For day traders, intraday traders and scalpers, you’re almost immune to any economic factors in the world! Whether the price of a currency is sharply increasing or decreasing against a basket of other currencies, there are always going to be normal price action patterns happening on the lower time frames.

For example, if you look for a large bullish push on the daily time frame – you’ll always find plenty of buy or sell opportunities on the 5-minute time frame.


For swing traders and position traders, you’ll be more affected and need to be much smarter with which longer term positions you’re looking to enter. However, if you get this right – you’re going to have some potentially huge swings on your hands.


For swing traders that primarily trade price action, I’d recommend utilizing and learning fundamental trading to go alongside your skillset of technicals – to ensure you’re taking the right trades and able to hold them for a longer duration during a recession.


What Happens To Gold During A Recession?


Gold has always been known as a safe haven for investors during times of increased volatility and recession.
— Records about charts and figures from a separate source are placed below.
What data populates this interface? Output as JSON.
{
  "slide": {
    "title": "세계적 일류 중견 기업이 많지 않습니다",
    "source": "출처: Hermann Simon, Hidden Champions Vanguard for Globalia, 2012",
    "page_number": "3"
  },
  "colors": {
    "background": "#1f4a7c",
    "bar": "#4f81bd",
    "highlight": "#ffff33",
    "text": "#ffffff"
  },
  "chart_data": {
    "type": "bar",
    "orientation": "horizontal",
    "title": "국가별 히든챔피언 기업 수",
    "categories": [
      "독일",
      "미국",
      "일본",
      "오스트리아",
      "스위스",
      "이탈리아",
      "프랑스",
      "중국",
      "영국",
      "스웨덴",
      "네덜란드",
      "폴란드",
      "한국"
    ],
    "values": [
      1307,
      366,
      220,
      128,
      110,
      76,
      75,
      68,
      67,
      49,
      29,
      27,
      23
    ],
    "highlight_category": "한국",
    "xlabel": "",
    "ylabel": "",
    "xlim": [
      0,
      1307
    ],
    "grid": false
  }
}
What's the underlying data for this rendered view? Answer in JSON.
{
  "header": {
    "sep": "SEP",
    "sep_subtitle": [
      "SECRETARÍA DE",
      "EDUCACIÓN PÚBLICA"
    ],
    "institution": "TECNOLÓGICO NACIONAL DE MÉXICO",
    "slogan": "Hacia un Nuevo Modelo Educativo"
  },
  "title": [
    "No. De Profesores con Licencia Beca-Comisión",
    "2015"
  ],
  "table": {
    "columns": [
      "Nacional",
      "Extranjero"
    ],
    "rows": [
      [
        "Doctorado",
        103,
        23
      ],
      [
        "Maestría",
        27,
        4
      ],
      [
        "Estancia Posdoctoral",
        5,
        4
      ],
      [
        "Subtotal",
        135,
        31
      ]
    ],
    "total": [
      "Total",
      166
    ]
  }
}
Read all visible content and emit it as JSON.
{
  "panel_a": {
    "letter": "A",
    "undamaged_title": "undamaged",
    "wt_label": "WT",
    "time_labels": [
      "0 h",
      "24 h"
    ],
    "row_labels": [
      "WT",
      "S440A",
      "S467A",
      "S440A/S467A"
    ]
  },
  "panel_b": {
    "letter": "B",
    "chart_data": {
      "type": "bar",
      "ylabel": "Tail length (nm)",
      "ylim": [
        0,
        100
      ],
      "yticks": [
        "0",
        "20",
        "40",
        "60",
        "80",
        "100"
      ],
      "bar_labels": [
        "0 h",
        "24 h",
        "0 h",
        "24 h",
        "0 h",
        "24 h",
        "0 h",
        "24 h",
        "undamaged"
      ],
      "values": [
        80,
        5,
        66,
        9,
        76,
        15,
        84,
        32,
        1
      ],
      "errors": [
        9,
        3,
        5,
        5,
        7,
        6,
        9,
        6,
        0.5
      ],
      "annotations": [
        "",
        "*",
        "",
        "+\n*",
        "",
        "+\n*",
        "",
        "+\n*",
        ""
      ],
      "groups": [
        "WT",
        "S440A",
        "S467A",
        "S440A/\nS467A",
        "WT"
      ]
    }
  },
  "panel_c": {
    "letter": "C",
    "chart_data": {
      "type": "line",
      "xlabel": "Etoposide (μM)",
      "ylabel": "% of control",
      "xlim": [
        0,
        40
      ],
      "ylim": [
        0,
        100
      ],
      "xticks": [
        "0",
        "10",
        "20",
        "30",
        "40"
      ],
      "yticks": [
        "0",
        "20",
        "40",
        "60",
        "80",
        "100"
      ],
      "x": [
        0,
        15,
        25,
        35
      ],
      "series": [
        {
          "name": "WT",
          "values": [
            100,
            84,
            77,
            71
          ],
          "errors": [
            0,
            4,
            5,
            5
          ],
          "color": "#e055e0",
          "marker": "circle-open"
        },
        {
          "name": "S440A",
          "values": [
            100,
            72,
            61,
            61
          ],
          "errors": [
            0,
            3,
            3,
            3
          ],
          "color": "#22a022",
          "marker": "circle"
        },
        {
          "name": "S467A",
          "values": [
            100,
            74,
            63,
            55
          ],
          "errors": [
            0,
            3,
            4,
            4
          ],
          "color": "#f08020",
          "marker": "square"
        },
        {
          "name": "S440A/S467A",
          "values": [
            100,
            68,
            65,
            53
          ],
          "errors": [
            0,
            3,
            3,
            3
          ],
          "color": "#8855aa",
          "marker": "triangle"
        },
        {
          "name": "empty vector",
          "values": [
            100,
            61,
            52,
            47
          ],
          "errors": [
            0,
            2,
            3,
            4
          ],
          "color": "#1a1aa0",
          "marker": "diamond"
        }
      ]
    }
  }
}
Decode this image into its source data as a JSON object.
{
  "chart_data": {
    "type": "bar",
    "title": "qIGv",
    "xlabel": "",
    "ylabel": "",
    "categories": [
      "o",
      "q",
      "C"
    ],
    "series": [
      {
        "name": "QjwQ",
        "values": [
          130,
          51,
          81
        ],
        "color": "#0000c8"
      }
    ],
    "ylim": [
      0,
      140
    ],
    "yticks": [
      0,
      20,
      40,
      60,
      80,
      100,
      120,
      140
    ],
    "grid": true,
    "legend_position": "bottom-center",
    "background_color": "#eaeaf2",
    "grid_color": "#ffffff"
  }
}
This isn’t just a rumor, and it can be a great place for traders to focus their efforts, as Gold usually sees an increase in price during volatile periods. It’s worth remembering, however, that as leveraged forex traders you can easily go long, but also short the market – this means you can still make large profits on currencies that are decreasing in value. This opens the door to still being able to trade a whole range of pairs during a recession – however, gold is going to be a good bet!

In Conclusion – Will A Recession Impact Forex Traders?

In summary, during a recession, the forex markets will become less predictable and much more volatile for traders looking to take long-term positions within the markets. However, for traders focusing on intraday trading, there will be little impact! If you’re looking to stay ahead of the markets, you’ll need to understand the fundamental factors driving the recession and how these will impact the price of the currency. However, short term traders need not focus too much on this as regardless of the strength of a currency, they will still be able to scalp positions!